The distribution-based method we describe uses the data in real time to update the distribution being estimated. This concept is Bayesian and implies active, real-time adaptation of the updating rules. A conceptual review of the Bayesian updating method is given in Ref. 18. In this paper we extend the method and test it against simulated data, comparing its performance to a simple maximum likelihood method, the running average. We also apply the method for the first time to the experimental FRET data on calmodulin, an important calcium-signaling protein.¹⁹

Our method converts running data of photon numbers n_a(t), n_b(t) into a time-dependent joint distribution P(μ_a, μ_b; t). Starting from an assumed “prior” distribution (comprising what we already know about the distribution before data collection), the distribution is updated at each point based on the data. It is important that the output is a probability distribution rather than merely a parameter. Integration over the joint means distribution produces a running efficiency distribution P(E, t). As previously emphasized, no particular FRET efficiency can possibly be observable, whereas the efficiency distribution is well defined from the data. Just as a wave function in quantum mechanics contains much more information than an expected value, the distribution P(E, t) contains more information than any single efficiency parameter. The distribution can respond quickly to short term changes. It also provides useful global information about dynamical states of the system.

In this paper we show that the method enhances the timing resolution of the data, because much more information from the data is used from every run. For example, a 1000 point run treated by the time binning method might be reduced to 10 numbers, each representing an independent average over 100 photons. In our method a distribution having 20 μ-bins (say) is produced at each time step. The 1000 points of the data are transformed into 20 000 pieces of information. There is no paradox in generating this much information. Suppose each time step is represented as (red, green) in the set (0, 0), (1, 0), or (0, 1). There are three possible values and 3¹⁰⁰⁰ = 1.43 × 10⁴⁷⁷ different patterns in 1000 points.
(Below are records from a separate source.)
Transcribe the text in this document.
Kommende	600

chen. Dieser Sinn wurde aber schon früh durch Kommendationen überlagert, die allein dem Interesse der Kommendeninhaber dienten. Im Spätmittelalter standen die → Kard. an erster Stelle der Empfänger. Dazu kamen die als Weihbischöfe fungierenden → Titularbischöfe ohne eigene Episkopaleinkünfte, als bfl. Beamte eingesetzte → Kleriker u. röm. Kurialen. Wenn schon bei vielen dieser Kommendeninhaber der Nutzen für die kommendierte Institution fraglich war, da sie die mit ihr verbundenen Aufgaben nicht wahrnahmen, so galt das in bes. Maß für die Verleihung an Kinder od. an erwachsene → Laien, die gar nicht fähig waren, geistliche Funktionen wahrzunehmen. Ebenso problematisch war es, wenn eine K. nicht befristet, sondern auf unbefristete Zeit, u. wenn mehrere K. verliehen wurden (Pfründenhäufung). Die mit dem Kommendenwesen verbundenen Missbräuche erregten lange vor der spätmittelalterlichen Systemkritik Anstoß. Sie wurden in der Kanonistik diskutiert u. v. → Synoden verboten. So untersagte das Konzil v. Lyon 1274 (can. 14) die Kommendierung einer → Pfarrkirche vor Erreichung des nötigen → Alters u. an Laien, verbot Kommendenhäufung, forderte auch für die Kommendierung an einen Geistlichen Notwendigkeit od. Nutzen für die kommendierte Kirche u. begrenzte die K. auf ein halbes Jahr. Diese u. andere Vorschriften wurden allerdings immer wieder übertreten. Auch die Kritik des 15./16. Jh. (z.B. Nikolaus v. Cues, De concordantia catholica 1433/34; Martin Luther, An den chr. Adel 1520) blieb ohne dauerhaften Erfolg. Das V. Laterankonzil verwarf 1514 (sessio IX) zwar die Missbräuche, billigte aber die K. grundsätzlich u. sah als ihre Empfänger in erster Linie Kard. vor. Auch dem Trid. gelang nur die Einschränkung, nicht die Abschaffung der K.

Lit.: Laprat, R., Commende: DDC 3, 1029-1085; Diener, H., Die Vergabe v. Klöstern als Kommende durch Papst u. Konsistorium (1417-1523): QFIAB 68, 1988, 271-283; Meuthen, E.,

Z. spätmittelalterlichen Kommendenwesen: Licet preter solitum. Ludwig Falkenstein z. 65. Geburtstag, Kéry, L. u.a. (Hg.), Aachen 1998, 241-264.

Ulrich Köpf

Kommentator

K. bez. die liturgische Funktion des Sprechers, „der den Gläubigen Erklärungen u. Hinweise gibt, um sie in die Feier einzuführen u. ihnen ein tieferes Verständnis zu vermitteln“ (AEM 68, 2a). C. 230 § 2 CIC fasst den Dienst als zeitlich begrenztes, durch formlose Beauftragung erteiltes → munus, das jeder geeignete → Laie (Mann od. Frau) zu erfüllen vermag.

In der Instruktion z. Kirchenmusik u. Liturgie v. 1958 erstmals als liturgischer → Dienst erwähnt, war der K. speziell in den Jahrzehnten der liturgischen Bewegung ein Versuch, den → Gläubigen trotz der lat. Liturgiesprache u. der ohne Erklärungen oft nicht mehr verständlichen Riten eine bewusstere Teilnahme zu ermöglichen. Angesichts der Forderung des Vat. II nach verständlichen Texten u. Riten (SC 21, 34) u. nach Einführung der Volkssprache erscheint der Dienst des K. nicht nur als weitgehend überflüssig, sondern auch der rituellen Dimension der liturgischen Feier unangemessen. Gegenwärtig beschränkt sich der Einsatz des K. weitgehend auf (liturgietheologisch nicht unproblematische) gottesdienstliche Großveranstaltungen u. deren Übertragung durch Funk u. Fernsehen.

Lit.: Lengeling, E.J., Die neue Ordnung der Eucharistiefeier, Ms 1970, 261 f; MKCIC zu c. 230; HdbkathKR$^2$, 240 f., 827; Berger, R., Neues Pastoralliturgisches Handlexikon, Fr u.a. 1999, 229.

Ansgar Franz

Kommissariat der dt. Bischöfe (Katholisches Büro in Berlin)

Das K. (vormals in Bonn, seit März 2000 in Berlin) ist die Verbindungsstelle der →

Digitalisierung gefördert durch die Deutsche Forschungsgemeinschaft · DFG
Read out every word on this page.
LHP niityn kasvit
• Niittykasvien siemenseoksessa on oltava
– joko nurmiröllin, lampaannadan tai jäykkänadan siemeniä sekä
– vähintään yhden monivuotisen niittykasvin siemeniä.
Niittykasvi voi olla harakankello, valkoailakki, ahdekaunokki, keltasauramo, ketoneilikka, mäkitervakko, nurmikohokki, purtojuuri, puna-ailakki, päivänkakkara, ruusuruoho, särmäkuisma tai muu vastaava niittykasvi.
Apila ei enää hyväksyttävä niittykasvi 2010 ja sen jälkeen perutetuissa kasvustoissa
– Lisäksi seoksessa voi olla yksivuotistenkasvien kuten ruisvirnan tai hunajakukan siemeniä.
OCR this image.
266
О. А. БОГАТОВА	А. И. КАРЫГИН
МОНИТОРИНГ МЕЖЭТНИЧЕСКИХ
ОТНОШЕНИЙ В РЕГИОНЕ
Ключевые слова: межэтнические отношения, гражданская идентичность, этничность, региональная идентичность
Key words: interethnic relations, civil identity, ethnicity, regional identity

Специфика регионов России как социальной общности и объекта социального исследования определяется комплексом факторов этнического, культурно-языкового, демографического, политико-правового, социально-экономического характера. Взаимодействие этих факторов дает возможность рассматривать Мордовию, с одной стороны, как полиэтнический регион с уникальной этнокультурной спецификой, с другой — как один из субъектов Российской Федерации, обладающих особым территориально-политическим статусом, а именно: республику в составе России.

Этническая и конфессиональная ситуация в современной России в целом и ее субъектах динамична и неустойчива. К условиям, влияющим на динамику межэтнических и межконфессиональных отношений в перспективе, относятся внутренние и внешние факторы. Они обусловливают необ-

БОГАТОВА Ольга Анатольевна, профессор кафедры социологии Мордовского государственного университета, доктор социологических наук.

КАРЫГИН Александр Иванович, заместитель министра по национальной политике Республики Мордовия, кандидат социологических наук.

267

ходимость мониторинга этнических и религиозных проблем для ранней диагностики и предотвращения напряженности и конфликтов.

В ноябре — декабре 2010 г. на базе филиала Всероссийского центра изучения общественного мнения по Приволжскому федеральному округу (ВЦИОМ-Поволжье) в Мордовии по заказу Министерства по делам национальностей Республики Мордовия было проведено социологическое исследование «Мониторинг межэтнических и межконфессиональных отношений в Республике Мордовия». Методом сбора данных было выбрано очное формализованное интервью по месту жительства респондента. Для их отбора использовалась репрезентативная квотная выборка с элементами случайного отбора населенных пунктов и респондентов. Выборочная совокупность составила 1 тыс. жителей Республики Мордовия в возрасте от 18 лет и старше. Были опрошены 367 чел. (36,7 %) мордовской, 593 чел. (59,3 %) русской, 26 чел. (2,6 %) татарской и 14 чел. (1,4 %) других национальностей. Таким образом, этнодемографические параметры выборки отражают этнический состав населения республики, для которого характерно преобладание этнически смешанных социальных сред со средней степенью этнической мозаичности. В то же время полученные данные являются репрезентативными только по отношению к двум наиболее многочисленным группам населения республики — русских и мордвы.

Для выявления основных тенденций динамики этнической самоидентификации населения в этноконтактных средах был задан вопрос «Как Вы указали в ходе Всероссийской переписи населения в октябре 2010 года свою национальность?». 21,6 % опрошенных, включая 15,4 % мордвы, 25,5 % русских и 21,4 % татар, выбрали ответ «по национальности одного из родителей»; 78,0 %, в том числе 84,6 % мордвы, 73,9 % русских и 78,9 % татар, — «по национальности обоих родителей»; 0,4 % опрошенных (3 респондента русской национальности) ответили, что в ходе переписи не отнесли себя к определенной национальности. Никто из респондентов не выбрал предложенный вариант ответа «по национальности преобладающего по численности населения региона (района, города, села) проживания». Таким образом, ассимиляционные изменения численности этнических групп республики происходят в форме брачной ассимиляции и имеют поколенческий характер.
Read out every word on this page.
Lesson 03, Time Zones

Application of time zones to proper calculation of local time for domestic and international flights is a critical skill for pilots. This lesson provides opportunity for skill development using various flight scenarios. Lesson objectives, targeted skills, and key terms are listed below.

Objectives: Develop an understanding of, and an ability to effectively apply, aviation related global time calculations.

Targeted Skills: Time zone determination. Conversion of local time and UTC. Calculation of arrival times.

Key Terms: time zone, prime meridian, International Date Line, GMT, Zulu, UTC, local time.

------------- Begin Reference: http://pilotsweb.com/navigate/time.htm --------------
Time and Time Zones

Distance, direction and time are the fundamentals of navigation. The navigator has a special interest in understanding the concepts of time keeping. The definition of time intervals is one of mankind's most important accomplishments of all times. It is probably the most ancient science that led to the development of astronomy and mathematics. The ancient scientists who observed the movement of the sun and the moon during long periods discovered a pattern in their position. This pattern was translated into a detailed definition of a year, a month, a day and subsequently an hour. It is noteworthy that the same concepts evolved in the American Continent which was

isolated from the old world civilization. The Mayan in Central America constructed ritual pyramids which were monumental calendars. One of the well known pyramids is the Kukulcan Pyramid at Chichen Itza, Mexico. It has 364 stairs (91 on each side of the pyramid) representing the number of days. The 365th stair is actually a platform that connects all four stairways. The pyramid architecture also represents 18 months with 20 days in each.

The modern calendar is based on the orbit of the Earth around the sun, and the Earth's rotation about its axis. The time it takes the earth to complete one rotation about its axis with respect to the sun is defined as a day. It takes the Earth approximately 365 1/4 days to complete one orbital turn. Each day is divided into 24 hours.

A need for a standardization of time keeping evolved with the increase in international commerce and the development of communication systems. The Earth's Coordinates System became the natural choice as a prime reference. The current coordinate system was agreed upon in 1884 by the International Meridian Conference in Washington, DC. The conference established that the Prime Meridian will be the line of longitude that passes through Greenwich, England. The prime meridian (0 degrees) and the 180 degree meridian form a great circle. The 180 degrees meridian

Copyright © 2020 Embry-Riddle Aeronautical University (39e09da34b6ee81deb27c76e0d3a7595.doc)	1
Using all possible information about the actual state of the molecule, photon by photon can produce better short-term predictions. The task of converting the information received into a running distribution turns out to be straightforward and statistically robust and is described in Sec. 2.

It is interesting that the time evolution predicted by Bayesian updating is not a strict “Markov” process. An important potential feature of single-molecule data is timing patterns or correlations in the data that come from fluctuations in single-molecule conformations.¹⁰^,¹³^,¹⁶^,²⁰ This is because hidden degrees of freedom coupled to fluorescence observables may affect the time evolution that is observed, leading to time correlations.¹⁰^,²⁰ Such correlations and fluctuations are exactly the topic single-molecule experiments wish to explore. With Markov assumptions the statistical rules of evolution are independent of the history of the state. While attractive, the Markov assumption may be inappropriate to single molecule studies because it ignores information in the history of fluctuations. Allowing a role for fluctuations opens the door to improve single-molecule timing observations traditionally washed out by ensemble methods.

Several recent reports also highlight the utility of Bayesian analysis for single-molecule data. Cao and Witkoskie introduced a Bayesian Markov chain indicator to compare the probability of different kinetic models in accounting for single-molecule trajectories.¹⁶ Landes et al. used Bayesian inference to identify periods of photoblinking by comparing the posterior probability of photoblinking and not-photoblinking, given single-molecule data, permitting photoblinking periods to be excluded from further analysis.²¹ Ensign and Pande introduce a Bayes factor to evaluate the evidence for the existence of change points in single-molecule trajectories.²² While the above methods were applied to single-channel data, a recent paper by Wiggins et al. described the application of a Bayesian approach to single-molecule FRET data.²³ Given a general model (e.g., hidden Markov), the method they describe predicts the number of underlying states as well as model parameter values. This approach may be very useful if the general nature of the underlying model is known. Cumulatively, the treatments described above, as well as the approach we report in this paper, illustrate the capability of Bayesian methods to add information beyond that available from maximum likelihood estimations. The approach we present here uses Bayesian methods in an iterative fashion to predict the evolving FRET probability distribution. Our method does not assume a number of underlying FRET states as a part of the model. Instead, using our method, the number of states or the distribution of FRET efficiencies appear as a result of data analysis. As desired, parameters such as the FRET efficiency transition times can be estimated from the probability distribution.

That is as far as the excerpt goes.